The text would be recent, but could only be imperfectly translated. It was specified that these were pages numbered 9-10 and 59-60 of a brochure reproducing in offset a typewritten document. The sheets were entrusted to the military authority. Previously, one was able to take pictures which will be entrusted to a translator.

The investigation opened by air security, following this discovery revealed that it was simply two sheets from a brochure published by the services of Prince Buu Loc and probably left in Léguevin by the Vietnamese who came to have a picnic.

Vietnamese students are in fact particularly numerous in Toulouse, and Léguevin, located about twenty kilometers away and near the wooded regions of the Gers, offers Toulouse residents a sought-after destination for a walk during the weekend.

The brochure in question dated January 12, and the information it contains, underlines the military authority, does not present any character likely to lead to new developments in this affair. In fact, it is about the entry of ships into Indochinese ports and the arrival of fish!

Landing of a spherical
craft in Toulouse

A small-sized diver, with a large head in relation to the body, two enormous eyes, such is the description just made by a Toulouse resident, Mr. Olivier, of a mysterious character, descended from a spherical craft that had just landed at 7:35 p.m. on a vacant lot.

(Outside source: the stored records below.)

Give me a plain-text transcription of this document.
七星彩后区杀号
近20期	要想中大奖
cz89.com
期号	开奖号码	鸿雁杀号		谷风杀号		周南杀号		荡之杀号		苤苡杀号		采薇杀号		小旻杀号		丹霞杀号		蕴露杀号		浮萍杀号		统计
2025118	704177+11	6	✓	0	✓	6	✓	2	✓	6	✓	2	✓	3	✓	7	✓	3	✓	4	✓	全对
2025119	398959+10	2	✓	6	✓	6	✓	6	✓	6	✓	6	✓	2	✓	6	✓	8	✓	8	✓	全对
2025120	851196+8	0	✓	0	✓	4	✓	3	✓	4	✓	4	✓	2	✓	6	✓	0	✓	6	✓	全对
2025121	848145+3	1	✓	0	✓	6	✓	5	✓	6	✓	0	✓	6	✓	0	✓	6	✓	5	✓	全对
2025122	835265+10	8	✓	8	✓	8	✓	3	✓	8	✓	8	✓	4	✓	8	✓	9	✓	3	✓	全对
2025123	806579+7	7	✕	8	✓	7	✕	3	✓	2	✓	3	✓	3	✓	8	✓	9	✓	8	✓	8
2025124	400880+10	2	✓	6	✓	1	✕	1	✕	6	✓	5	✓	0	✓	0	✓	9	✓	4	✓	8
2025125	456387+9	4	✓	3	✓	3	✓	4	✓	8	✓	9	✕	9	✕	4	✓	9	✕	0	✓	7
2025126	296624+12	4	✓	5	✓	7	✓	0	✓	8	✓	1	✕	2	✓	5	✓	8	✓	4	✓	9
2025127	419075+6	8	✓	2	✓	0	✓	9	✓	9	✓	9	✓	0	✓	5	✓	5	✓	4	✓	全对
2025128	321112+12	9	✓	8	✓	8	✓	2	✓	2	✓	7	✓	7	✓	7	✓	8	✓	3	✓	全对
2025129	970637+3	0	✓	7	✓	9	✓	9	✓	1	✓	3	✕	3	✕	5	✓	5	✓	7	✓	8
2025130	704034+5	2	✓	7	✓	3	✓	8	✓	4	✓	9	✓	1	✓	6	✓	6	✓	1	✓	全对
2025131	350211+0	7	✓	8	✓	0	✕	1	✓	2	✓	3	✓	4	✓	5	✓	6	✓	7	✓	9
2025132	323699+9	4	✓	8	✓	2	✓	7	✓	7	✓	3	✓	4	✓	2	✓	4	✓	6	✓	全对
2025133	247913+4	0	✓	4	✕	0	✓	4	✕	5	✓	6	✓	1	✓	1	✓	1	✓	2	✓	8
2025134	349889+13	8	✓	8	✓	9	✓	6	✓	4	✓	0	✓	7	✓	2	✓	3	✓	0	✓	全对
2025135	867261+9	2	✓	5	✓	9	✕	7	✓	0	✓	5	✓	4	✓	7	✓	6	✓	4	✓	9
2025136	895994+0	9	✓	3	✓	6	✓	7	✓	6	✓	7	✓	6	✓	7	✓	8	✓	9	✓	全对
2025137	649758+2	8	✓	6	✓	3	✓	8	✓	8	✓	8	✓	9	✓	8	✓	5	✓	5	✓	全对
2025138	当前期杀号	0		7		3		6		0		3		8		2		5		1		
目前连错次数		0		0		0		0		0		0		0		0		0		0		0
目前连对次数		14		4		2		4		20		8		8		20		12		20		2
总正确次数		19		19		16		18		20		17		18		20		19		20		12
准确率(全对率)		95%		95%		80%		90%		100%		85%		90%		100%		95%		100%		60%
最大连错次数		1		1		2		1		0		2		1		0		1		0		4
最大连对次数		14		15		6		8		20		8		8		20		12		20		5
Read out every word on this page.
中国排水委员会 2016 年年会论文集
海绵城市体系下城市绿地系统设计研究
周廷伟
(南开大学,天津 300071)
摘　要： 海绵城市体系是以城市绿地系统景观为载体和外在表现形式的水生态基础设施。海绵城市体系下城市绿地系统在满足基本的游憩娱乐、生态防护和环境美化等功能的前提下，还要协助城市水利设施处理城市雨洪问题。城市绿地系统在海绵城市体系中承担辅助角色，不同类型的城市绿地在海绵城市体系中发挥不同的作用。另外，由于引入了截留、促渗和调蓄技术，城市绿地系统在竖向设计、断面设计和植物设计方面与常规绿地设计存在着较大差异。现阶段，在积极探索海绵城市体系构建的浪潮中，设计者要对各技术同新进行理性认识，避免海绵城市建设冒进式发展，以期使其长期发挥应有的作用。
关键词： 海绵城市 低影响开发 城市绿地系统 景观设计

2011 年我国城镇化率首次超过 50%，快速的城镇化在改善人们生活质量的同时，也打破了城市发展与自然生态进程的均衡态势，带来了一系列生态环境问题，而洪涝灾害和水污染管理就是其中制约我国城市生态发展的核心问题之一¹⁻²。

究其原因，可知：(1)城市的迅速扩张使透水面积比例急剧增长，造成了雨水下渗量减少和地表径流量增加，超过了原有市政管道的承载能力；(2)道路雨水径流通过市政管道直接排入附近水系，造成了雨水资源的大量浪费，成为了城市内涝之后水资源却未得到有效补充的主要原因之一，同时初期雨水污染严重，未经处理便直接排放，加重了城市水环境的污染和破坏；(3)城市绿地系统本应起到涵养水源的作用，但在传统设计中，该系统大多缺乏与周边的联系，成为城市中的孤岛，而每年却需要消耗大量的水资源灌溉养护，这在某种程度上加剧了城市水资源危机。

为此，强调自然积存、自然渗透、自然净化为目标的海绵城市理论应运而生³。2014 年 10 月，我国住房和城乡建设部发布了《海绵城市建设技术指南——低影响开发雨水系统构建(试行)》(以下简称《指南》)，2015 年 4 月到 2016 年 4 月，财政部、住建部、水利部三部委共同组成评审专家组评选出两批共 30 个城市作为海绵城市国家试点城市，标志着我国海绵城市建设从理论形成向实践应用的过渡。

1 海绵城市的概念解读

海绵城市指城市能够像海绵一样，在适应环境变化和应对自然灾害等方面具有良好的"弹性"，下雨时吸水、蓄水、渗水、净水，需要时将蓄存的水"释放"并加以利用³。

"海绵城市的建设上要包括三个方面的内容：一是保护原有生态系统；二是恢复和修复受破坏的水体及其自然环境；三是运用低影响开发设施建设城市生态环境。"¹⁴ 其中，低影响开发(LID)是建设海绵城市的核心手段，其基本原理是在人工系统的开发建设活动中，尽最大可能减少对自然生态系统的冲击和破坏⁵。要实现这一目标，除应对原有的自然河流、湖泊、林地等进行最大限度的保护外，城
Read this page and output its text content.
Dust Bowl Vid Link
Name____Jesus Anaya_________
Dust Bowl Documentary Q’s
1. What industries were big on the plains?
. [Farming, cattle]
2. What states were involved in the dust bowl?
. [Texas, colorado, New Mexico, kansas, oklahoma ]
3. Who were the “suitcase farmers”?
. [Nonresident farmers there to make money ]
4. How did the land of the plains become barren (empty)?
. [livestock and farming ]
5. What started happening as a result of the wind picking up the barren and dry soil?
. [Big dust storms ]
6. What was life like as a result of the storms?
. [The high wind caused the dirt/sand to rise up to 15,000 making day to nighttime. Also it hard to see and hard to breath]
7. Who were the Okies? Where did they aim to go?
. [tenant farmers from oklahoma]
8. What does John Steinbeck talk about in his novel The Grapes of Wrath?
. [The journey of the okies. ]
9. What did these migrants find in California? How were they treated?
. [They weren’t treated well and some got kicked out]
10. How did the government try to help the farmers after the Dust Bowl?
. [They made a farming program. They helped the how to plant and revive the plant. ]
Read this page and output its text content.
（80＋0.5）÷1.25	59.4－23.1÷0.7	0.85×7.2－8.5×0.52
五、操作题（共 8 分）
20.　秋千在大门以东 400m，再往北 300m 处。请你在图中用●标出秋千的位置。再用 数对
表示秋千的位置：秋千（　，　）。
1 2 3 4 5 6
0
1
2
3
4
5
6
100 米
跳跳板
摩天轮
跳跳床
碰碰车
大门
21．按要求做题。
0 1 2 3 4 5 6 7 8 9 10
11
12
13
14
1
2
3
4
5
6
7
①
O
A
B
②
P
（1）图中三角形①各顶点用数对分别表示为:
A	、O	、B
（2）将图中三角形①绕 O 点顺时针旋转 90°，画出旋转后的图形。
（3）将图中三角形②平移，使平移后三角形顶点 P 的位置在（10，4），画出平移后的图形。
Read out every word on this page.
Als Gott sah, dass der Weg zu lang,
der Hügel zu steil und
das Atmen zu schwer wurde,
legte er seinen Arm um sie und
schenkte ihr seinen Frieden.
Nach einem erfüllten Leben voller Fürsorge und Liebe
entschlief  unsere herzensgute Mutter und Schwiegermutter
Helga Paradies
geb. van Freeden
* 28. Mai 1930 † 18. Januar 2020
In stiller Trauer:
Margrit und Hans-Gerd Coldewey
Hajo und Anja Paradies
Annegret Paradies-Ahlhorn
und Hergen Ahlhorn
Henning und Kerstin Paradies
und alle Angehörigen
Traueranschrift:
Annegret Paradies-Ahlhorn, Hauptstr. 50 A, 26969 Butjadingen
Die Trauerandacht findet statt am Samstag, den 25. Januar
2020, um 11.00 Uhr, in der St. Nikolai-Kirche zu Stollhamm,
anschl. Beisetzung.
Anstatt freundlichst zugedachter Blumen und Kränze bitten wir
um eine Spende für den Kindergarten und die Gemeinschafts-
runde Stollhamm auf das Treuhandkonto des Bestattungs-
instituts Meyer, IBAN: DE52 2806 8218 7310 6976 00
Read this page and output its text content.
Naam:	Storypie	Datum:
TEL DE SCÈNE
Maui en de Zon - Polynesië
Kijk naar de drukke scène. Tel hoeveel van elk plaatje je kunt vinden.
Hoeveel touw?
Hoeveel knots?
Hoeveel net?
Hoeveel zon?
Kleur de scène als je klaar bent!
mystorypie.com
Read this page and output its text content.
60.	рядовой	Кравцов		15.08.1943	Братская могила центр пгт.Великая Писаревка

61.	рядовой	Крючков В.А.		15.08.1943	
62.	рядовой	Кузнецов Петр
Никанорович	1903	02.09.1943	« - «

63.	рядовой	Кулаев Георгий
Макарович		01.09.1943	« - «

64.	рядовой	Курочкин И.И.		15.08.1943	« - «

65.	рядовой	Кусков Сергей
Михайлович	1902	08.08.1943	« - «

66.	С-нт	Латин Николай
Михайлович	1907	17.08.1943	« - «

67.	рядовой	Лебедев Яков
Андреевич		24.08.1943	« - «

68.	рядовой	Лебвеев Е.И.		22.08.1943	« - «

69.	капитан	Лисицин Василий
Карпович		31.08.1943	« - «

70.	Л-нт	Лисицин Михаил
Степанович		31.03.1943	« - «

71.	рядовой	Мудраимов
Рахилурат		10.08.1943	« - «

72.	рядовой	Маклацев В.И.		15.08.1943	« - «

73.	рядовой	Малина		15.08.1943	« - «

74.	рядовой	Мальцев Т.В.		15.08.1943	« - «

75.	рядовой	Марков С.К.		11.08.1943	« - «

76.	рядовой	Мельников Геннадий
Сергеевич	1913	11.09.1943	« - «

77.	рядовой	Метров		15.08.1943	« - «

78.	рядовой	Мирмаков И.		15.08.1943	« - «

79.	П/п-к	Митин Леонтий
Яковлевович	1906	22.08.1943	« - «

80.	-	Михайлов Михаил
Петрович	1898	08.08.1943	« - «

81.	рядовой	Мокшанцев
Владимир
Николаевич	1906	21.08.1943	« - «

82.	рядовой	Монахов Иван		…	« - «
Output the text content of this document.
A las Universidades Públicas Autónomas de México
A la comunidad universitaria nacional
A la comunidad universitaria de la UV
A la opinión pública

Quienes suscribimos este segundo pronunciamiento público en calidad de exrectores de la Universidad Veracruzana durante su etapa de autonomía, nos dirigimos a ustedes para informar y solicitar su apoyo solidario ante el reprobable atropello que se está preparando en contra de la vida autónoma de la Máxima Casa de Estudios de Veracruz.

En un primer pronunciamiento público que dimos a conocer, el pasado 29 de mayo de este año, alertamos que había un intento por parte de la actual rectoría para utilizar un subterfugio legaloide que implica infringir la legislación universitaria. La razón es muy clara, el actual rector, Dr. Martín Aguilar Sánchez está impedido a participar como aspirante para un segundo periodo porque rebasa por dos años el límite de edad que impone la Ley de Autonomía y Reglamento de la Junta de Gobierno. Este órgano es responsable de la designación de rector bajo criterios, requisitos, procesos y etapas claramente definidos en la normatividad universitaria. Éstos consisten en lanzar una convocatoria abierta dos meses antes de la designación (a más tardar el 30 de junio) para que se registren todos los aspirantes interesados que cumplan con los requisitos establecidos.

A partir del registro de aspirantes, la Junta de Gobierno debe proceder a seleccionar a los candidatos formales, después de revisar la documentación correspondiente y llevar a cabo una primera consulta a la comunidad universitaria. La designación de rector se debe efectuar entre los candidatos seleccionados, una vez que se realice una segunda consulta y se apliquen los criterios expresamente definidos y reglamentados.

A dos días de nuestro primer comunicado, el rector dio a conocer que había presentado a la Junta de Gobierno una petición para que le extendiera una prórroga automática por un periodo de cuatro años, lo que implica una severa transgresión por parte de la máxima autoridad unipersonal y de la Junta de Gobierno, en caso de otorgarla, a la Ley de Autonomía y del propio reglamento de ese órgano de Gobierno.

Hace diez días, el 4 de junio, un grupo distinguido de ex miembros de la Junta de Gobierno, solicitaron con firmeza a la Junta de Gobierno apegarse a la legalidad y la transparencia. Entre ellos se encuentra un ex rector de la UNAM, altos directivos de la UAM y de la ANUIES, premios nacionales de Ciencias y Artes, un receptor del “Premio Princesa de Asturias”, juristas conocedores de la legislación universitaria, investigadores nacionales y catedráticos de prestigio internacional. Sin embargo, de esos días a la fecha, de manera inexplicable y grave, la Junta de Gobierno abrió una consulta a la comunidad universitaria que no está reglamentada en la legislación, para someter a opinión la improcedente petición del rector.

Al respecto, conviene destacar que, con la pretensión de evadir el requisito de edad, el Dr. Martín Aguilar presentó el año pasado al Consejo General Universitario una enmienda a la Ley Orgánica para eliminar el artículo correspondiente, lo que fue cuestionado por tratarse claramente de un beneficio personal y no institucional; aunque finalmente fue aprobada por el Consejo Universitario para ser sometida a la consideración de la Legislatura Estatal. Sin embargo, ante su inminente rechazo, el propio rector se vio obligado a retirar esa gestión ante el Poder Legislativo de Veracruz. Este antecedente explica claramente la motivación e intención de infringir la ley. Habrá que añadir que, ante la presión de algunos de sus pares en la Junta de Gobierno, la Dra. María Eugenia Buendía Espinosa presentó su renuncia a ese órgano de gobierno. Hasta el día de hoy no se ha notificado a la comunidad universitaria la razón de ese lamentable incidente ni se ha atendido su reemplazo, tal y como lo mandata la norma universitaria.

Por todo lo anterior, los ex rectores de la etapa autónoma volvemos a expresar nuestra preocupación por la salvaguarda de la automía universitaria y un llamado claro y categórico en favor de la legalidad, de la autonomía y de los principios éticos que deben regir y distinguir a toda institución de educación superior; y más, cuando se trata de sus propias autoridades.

Mr. Olivier, owner of the Javel Neto establishments, rue des Fontaines, in Toulouse, was accompanied by an employee, Mr. Pérano, and a young boy about 15-year-old. All three saw the luminous craft of spherical shape and reddish color land, then saw the character coming towards them whose diving-suit, according to witnesses, shone like glass.

"I did not believe it, adds Mr. Pérano, but I saw it as I see you. It comes as a shock."

In a very short time, about a minute, the diver regained the luminous sphere which flew vertically silently and disappeared in the sky at a prodigious speed, leaving a fire trail.

The pilot covered in hair
demanded gasoil

An employee of the station of Montluçon, Mr. Langère, allegedly made contact Sunday evening with a mystery individual coming out of a torpedo-shaped craft.

Mr. Langère left his job and crossed the S.N.C.F. railway when he saw a metal craft posed at a short distance from a gasoil tank, intended to supply railcars. Next to the craft was a man all covered in hair, unless he was wearing a very long-haired coat. M. Laugère, surprised, asks him what he was doing. The stranger answered him in unintelligible terms, but the railwayman seemed to distinguish the words "gasoil."

Mr. Langère asked him nothing more and went to alert his comrades.

A "cigar" in the Marne

Going to a music rehearsal, in Sainte-Menehould (Marne), young André Léger, 18, saw on the road a dark mass resting on skis which took off as he approached, making a humming sound.

The "flying cigar" was about 1.30 m high and 3 meters in diameter.

This vision left a strong impression on the young man.